相続税の税務調査は、一般的に、申告期限(死亡した翌日より10ヵ月)から2年前後で来る確率が約30%と言われています。

 

30%と聞くと低いと思われるかもしれませんが、これはすべての申告書の提出総数に対しての数値です。特例が適用された場合を含め、相続税額がゼロである人も合わせたなかで30%ですから、税務調査の対象にされやすい先だけで考えると、確率はこの倍以上になる感覚です。

 

そんな税務調査について気になるポイントを、下記の3つ、

 

①税務調査の対象にされやすい傾向は?

②税務署のチェックポイントとは?

③『税理士意見書面』添付制度の概要と期待できる効果(プロテクション)

 

に分けて解説していきます。

税務調査の対象にされやすい傾向

まずはさっそく、税務調査の対象にされやすい先をみていきましょう。

 

被相続人が以降10項目のうち、1つにでも該当する場合は特に注意が必要です。

 

●遺産総額が3億円以上

 

●金融資産(遺産)が1億円以上

 

●複数の不動産を保有している

 

税務署は「複数の不動産を保有している」という情報を、市役所・自治体から入手しています。というのも固定資産税の納税通知書の情報を得ているためです。

 

●生前に「1度につき50万円以上」の出金を頻繁にしている

 

キャッシュカードでの1日の引出し限度額は通常50万円です。

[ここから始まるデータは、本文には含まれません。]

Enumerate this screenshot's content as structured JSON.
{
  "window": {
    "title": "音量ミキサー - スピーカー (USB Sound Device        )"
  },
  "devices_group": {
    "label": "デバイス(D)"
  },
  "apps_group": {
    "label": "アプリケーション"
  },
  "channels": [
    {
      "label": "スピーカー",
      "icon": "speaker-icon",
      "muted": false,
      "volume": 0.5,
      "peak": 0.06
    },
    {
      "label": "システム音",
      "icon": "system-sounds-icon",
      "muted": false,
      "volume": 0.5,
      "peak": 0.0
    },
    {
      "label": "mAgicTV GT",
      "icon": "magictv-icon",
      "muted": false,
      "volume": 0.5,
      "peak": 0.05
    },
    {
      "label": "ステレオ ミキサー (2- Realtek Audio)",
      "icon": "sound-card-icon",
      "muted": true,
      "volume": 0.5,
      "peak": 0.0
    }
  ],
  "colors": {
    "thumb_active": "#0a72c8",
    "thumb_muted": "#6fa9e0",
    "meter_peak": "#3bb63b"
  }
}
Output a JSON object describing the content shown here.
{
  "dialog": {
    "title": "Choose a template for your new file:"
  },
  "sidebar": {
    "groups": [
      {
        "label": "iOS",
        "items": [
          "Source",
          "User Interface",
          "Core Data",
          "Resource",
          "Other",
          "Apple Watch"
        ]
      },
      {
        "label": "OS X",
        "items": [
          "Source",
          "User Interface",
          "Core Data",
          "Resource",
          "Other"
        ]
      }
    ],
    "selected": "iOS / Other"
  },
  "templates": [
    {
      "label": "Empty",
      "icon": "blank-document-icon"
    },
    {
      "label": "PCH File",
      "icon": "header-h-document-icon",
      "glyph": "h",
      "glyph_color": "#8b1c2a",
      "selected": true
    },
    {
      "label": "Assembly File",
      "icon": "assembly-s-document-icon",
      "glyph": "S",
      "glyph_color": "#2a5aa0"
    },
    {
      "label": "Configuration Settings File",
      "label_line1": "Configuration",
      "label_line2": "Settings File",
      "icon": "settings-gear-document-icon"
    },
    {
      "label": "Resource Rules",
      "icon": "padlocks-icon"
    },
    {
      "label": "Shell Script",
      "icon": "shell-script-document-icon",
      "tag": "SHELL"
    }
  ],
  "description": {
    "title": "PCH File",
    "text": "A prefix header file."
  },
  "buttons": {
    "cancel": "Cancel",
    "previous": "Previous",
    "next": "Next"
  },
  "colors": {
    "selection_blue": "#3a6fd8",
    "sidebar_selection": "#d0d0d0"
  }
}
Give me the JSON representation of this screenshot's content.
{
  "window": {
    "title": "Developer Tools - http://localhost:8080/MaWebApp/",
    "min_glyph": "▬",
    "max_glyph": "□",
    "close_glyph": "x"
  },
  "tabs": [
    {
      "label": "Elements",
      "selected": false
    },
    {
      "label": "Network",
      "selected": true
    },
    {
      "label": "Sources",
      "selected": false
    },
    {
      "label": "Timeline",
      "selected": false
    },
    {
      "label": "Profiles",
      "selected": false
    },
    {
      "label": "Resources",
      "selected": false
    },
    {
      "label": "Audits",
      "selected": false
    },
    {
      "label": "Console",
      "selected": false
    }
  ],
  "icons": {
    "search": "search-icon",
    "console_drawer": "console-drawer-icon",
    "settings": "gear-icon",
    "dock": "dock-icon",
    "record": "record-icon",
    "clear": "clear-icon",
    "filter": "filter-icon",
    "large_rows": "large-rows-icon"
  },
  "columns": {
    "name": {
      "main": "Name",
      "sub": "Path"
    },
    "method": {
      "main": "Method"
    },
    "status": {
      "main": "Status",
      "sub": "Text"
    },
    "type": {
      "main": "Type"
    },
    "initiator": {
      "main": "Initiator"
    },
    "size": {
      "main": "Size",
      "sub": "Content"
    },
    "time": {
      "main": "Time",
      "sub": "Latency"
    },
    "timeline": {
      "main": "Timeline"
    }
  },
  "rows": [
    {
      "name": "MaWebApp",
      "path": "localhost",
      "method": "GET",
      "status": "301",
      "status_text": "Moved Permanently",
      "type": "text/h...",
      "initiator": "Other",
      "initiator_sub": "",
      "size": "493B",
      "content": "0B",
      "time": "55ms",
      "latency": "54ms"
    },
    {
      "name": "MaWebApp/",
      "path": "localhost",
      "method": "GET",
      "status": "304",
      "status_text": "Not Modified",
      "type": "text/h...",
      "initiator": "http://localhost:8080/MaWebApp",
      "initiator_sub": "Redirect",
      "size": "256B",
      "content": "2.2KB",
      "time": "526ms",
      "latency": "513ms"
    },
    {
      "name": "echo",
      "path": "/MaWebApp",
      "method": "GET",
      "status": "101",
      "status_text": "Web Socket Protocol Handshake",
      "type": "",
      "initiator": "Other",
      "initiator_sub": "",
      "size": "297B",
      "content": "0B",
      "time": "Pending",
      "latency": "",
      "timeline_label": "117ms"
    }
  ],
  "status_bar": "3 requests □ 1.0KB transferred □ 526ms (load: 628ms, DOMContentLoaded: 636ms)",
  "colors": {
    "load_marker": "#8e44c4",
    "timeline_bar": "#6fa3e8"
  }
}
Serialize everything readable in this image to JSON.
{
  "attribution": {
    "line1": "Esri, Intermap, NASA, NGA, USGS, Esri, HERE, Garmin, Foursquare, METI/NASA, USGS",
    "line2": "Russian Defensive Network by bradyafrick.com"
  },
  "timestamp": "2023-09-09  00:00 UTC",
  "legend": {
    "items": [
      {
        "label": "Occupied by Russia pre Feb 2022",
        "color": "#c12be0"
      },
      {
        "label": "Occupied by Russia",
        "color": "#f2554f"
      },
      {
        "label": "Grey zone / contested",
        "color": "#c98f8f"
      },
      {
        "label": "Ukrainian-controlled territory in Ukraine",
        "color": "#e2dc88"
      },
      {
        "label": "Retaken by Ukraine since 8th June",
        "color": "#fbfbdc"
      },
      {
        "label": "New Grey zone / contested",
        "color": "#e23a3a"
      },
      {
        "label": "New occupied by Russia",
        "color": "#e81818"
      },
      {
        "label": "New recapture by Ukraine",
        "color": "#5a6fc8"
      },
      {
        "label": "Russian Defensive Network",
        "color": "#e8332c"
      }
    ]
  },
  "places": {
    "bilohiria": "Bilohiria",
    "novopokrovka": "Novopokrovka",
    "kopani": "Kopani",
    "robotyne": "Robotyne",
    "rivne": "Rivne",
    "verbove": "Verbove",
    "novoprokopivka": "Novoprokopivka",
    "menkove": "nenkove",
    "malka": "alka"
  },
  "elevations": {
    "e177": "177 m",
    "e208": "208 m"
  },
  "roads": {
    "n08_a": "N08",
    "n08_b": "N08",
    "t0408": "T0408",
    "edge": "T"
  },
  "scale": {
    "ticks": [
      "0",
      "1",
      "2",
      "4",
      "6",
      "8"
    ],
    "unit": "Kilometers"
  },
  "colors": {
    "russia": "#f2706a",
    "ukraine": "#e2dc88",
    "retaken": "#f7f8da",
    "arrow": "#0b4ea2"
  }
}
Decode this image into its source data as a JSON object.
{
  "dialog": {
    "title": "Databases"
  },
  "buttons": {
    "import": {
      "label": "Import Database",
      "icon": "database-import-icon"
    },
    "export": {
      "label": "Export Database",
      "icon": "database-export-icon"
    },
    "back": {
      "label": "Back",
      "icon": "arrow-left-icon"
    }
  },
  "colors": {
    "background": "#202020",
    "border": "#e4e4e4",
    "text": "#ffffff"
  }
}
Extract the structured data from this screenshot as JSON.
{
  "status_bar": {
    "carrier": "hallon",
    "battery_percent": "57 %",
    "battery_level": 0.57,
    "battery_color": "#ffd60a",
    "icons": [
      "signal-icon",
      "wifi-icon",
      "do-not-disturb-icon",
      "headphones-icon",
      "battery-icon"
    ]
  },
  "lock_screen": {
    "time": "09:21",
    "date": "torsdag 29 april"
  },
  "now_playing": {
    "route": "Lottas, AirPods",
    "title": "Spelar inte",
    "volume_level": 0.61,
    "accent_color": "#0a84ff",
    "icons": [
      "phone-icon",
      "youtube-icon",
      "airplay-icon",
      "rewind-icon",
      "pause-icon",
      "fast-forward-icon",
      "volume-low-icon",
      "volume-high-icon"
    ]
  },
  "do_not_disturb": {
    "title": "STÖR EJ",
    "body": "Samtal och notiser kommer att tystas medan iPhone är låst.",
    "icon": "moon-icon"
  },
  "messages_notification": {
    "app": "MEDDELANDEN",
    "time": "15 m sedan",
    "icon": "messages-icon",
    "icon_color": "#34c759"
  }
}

それを、ひと月のうちに何回も出していればもちろんですが、ひと月に1回であったとしても「老夫婦2人でお住まいの場合、50万円も使うだろうか?」と、疑わしく思われます。

 

●亡くなった方の過去の収入に比べて、亡くなった人名義の財産が少ない

 

●妻や子供は扶養されていて収入が少ないのに、その人たち名義の財産が多い

 

税務署は亡くなった人の資料だけを収集して突合するわけではありません。奥さんや子供、場合によっては孫、嫁、婿の金融資産のボリュームについて、無断で金融機関へ紹介状を出し、死亡した時点と1年前、2年前、3年前、5年前の金融資産について取り寄せます。

 

「あれ、おかしいな? 亡くなった人名義の口座から急に減っているぞ。そして、子どもや妻名義のものは急に増えている…」となると非常に目立ちます。